El hombre comió con apetito y después hizo saber a sus anfitriones que le agradaría comer alguna fruta, en especial albaricoques.
—¡Ay! —respondió el hijo—, no podemos satisfacer vuestro deseo. Un malvado vecino nos ha privado del placer de complaceros. Y le contó el robo diario de los albaricoques, añadiendo:
—Sólo conozco una forma de deshacerme de ese malvado: sorprenderle robándonos y acabar con él. Pero cuando reflexiono y tomo conciencia de que la vida es un bien sagrado, rehusó poner fin a la vida de un semejante por un simple cesto de albaricoques.
—Tales sentimientos os honran —dijo el desconocido—. Pero, sin que tenga que pagar con su vida, yo castigaré a ese ladrón.
Y el ángel —pues era un ángel— hizo que le llevaran junto al albaricoquero centenario, lo tocó con la mano y aseguró al muchacho que aquél que se subiera a aquel árbol sin autorización permanecería allí hasta el día del juicio final, a menos que el legítimo propietario accediese a dejarle bajar. Una vez dicho esto, el ángel desapareció.

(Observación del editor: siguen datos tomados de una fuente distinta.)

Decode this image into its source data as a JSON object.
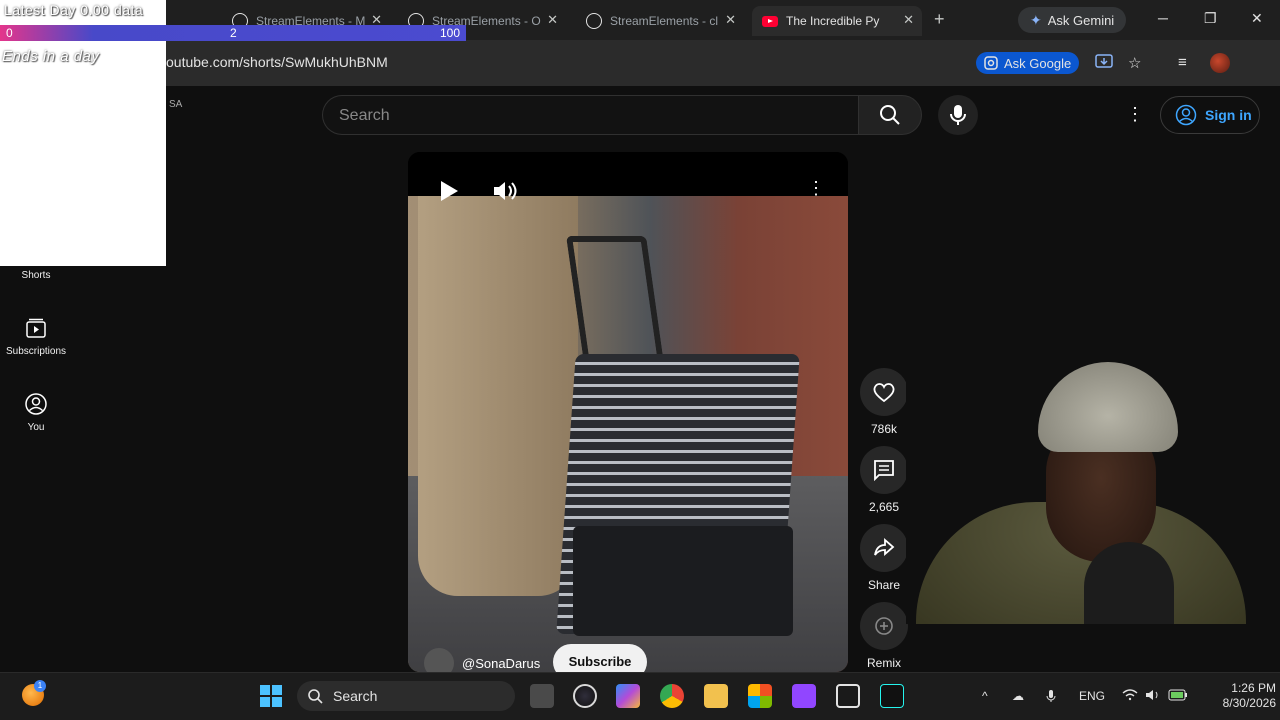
{
  "browser": {
    "tabs": [
      {
        "label": "StreamElements - M"
      },
      {
        "label": "StreamElements - O"
      },
      {
        "label": "StreamElements - cl"
      },
      {
        "label": "The Incredible Py"
      }
    ],
    "new_tab": "+",
    "gemini_label": "Ask Gemini",
    "url": "outube.com/shorts/SwMukhUhBNM",
    "ask_google_label": "Ask Google"
  },
  "overlay": {
    "title": "Latest Day 0.00 data",
    "bar_labels": [
      "0",
      "2",
      "100"
    ],
    "ends_text": "Ends in a day"
  },
  "youtube": {
    "region_badge": "SA",
    "search_placeholder": "Search",
    "sign_in": "Sign in",
    "nav": [
      {
        "label": "Shorts"
      },
      {
        "label": "Subscriptions"
      },
      {
        "label": "You"
      }
    ],
    "video": {
      "channel": "@SonaDarus",
      "subscribe": "Subscribe"
    },
    "actions": {
      "likes": "786k",
      "comments": "2,665",
      "share": "Share",
      "remix": "Remix"
    }
  },
  "taskbar": {
    "search_label": "Search",
    "notification_count": "1",
    "language": "ENG",
    "time": "1:26 PM",
    "date": "8/30/2026"
  },
  "colors": {
    "accent_blue": "#3ea6ff",
    "youtube_red": "#ff0033",
    "bar_pink": "#e4358b",
    "bar_blue": "#4b4bd0"
  }
}
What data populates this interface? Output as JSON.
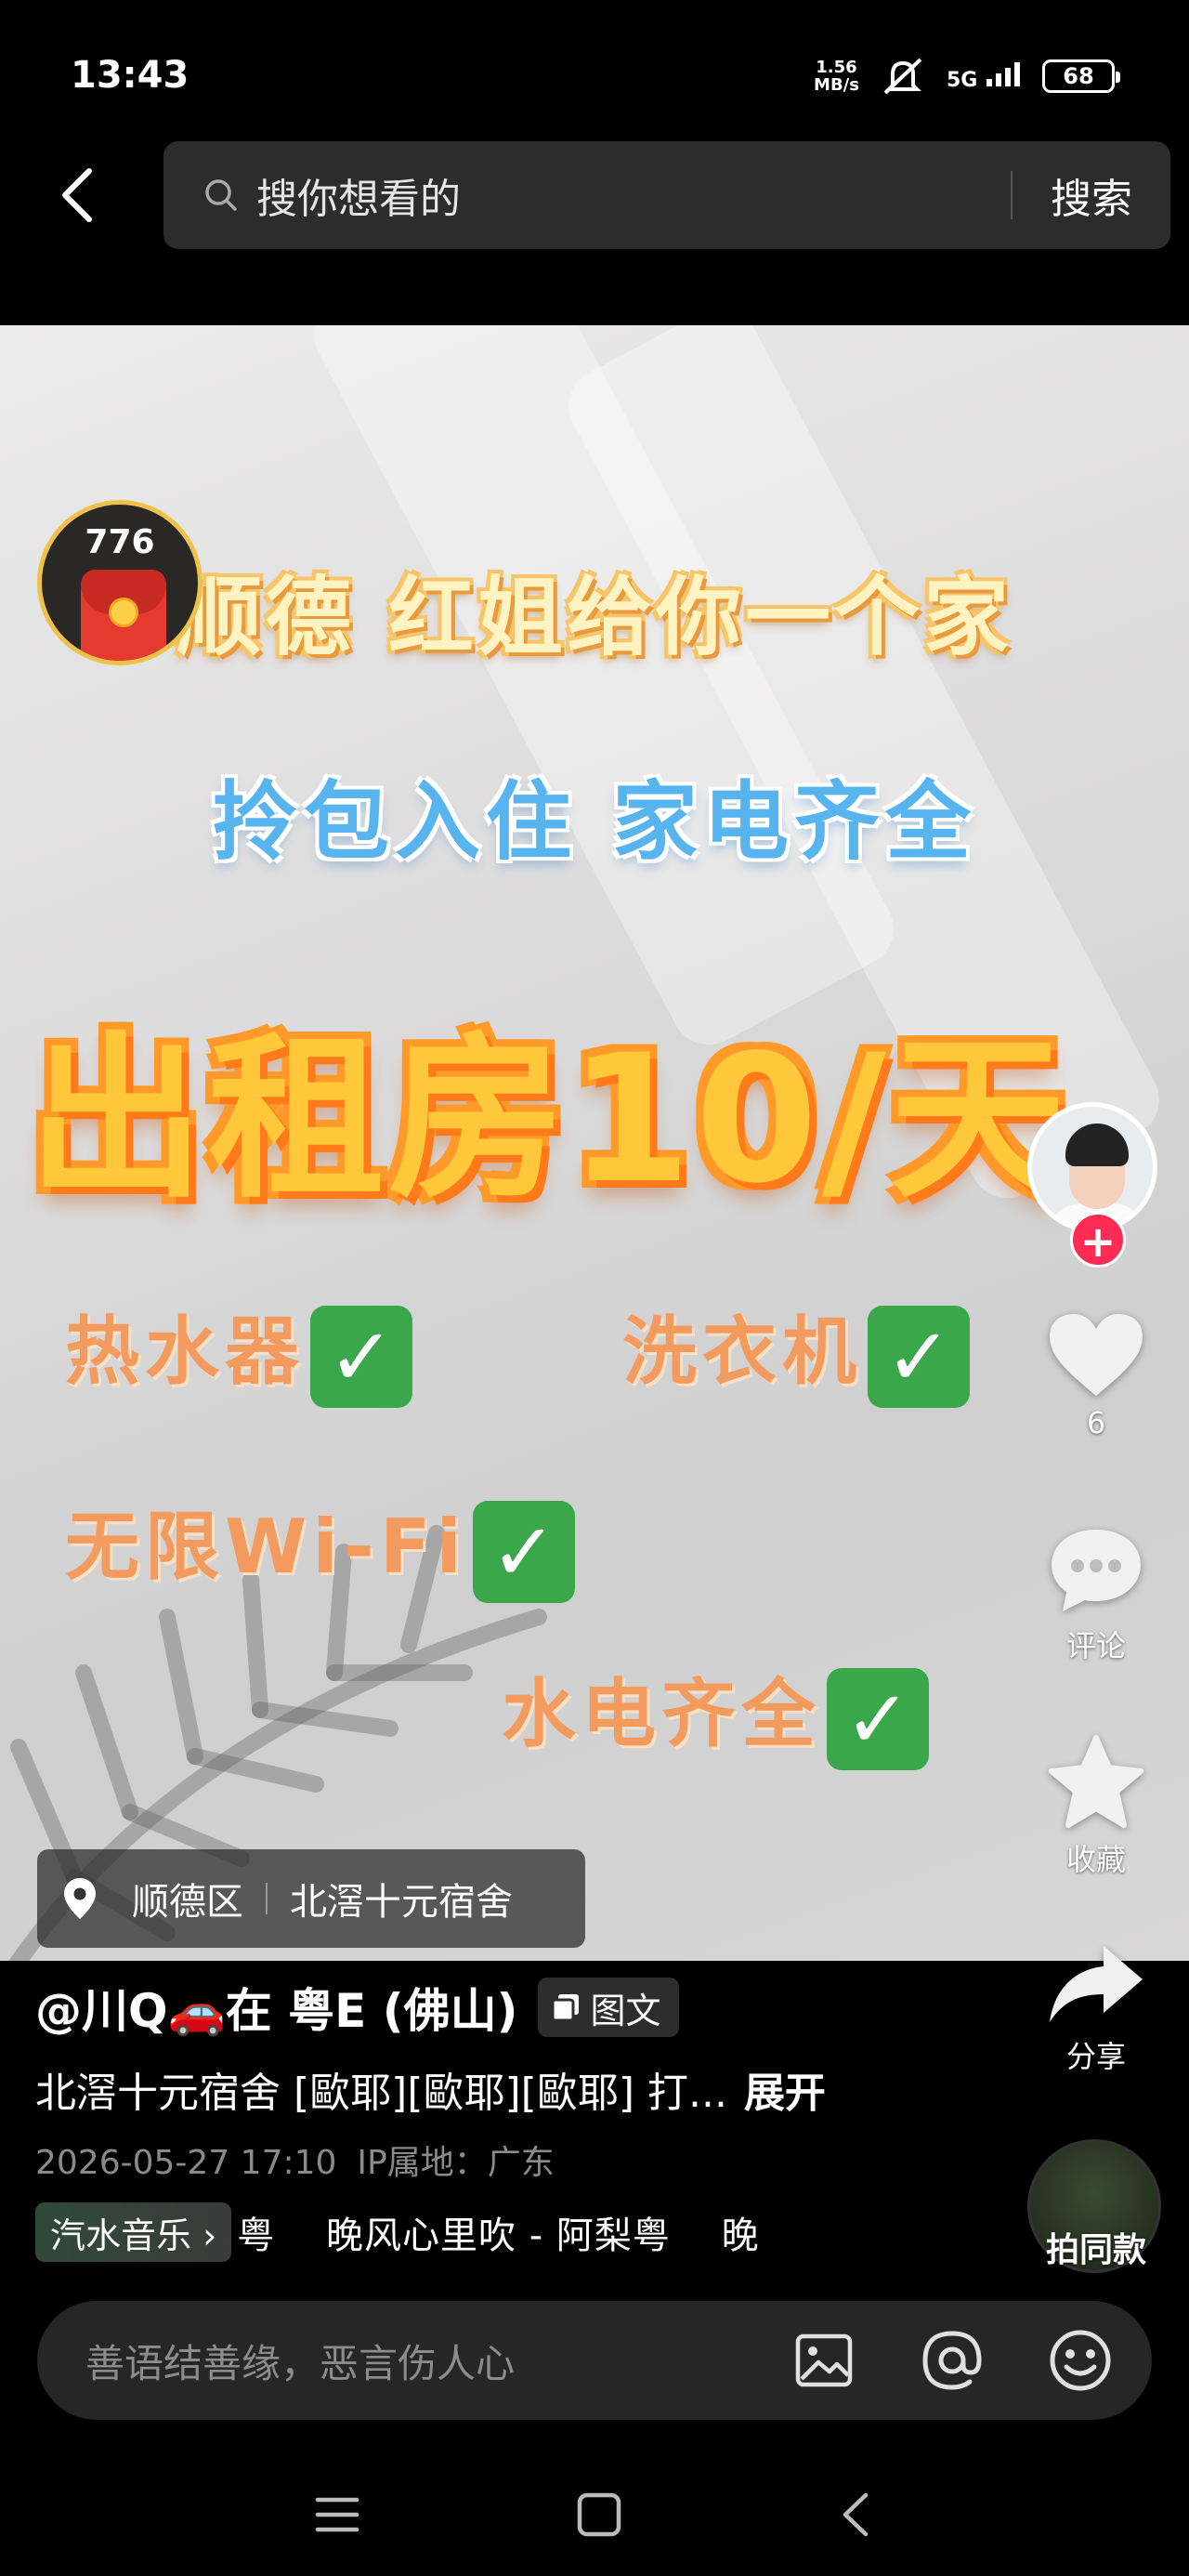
{
  "status_bar": {
    "time": "13:43",
    "net_speed_value": "1.56",
    "net_speed_unit": "MB/s",
    "signal": "5G",
    "battery": "68"
  },
  "search": {
    "placeholder": "搜你想看的",
    "button": "搜索"
  },
  "poster": {
    "title": "顺德 红姐给你一个家",
    "subtitle": "拎包入住 家电齐全",
    "headline": "出租房10/天",
    "features": [
      "热水器",
      "洗衣机",
      "无限Wi-Fi",
      "水电齐全"
    ]
  },
  "red_packet": {
    "count": "776"
  },
  "actions": {
    "like_count": "6",
    "comment_label": "评论",
    "favorite_label": "收藏",
    "share_label": "分享",
    "same_style_label": "拍同款"
  },
  "location": {
    "district": "顺德区",
    "place": "北滘十元宿舍"
  },
  "post": {
    "author": "@川Q🚗在 粤E (佛山)",
    "type_badge": "图文",
    "description": "北滘十元宿舍 [歐耶][歐耶][歐耶] 打...",
    "expand": "展开",
    "datetime": "2026-05-27 17:10",
    "ip_location": "IP属地：广东"
  },
  "music": {
    "chip_label": "汽水音乐 ›",
    "scroll_text": "粤　 晚风心里吹 - 阿梨粤　 晚"
  },
  "comment": {
    "placeholder": "善语结善缘，恶言伤人心"
  },
  "colors": {
    "like_red": "#fe2c55",
    "check_green": "#3aa84a",
    "headline_yellow": "#ffc83a"
  }
}
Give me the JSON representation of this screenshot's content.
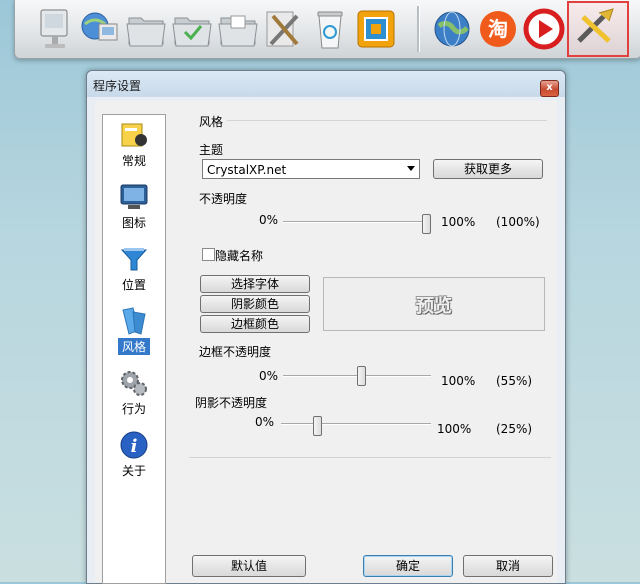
{
  "window": {
    "title": "程序设置",
    "close": "x"
  },
  "sidebar": {
    "items": [
      {
        "label": "常规",
        "icon": "general-icon"
      },
      {
        "label": "图标",
        "icon": "monitor-icon"
      },
      {
        "label": "位置",
        "icon": "position-icon"
      },
      {
        "label": "风格",
        "icon": "style-icon"
      },
      {
        "label": "行为",
        "icon": "gears-icon"
      },
      {
        "label": "关于",
        "icon": "info-icon"
      }
    ],
    "selected_index": 3
  },
  "style": {
    "group_title": "风格",
    "theme_label": "主题",
    "theme_value": "CrystalXP.net",
    "get_more_label": "获取更多",
    "opacity_label": "不透明度",
    "opacity_min": "0%",
    "opacity_max": "100%",
    "opacity_value": "(100%)",
    "opacity_percent": 100,
    "hide_name_label": "隐藏名称",
    "hide_name_checked": false,
    "font_button": "选择字体",
    "shadow_color_button": "阴影颜色",
    "border_color_button": "边框颜色",
    "preview_text": "预览",
    "border_opacity_label": "边框不透明度",
    "border_opacity_min": "0%",
    "border_opacity_max": "100%",
    "border_opacity_value": "(55%)",
    "border_opacity_percent": 55,
    "shadow_opacity_label": "阴影不透明度",
    "shadow_opacity_min": "0%",
    "shadow_opacity_max": "100%",
    "shadow_opacity_value": "(25%)",
    "shadow_opacity_percent": 25
  },
  "footer": {
    "default_label": "默认值",
    "ok_label": "确定",
    "cancel_label": "取消"
  },
  "dock": {
    "icons": [
      "computer-icon",
      "network-icon",
      "folder-icon",
      "folder-icon",
      "folder-icon",
      "tools-icon",
      "recycle-bin-icon",
      "window-icon",
      "globe-icon",
      "taobao-icon",
      "media-player-icon",
      "settings-tools-icon"
    ],
    "taobao_text": "淘"
  },
  "colors": {
    "accent": "#3378c9",
    "highlight": "#e2403e",
    "title_bar": "#c7d9ea"
  }
}
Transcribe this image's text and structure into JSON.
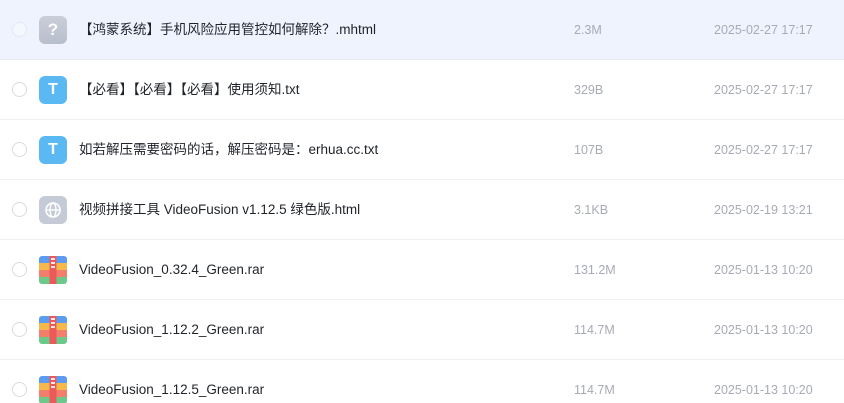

A la noche siguiente, como siempre, el ladrón se subió al albaricoquero y comenzó a coger los frutos más hermosos... Pero cuando quiso bajar, todos sus esfuerzos resultaron inútiles. Quedó atrapado en el árbol sin poder cambiar de posición. A la mañana siguiente, madre e hijo oyeron grandes ruidos en el huerto, corrieron hacia él y ¿qué es lo que vieron? Las gentes de las casas vecinas rodeaban el albaricoquero y, allá arriba, el vecino ladrón, inmovilizado en el lugar del delito, permanecía en una postura totalmente ridícula. Cuanto más se agitaba más atrapado quedaba en el árbol, que lo retenía como una amante. Mientras todos reían y se mofaban de él mandaron a buscar al juez. El ladrón reconoció públicamente el delito y se ofreció a pagar el monto de los albaricoques robados. Madre e hijo escucharon sus ruegos y le permitieron, por fin, bajar del árbol.
Tres flores blancas se han abierto: una para el que lee, la segunda para el que escribe, y la tercera para el que respeta las sagradas leyes de la hospitalidad.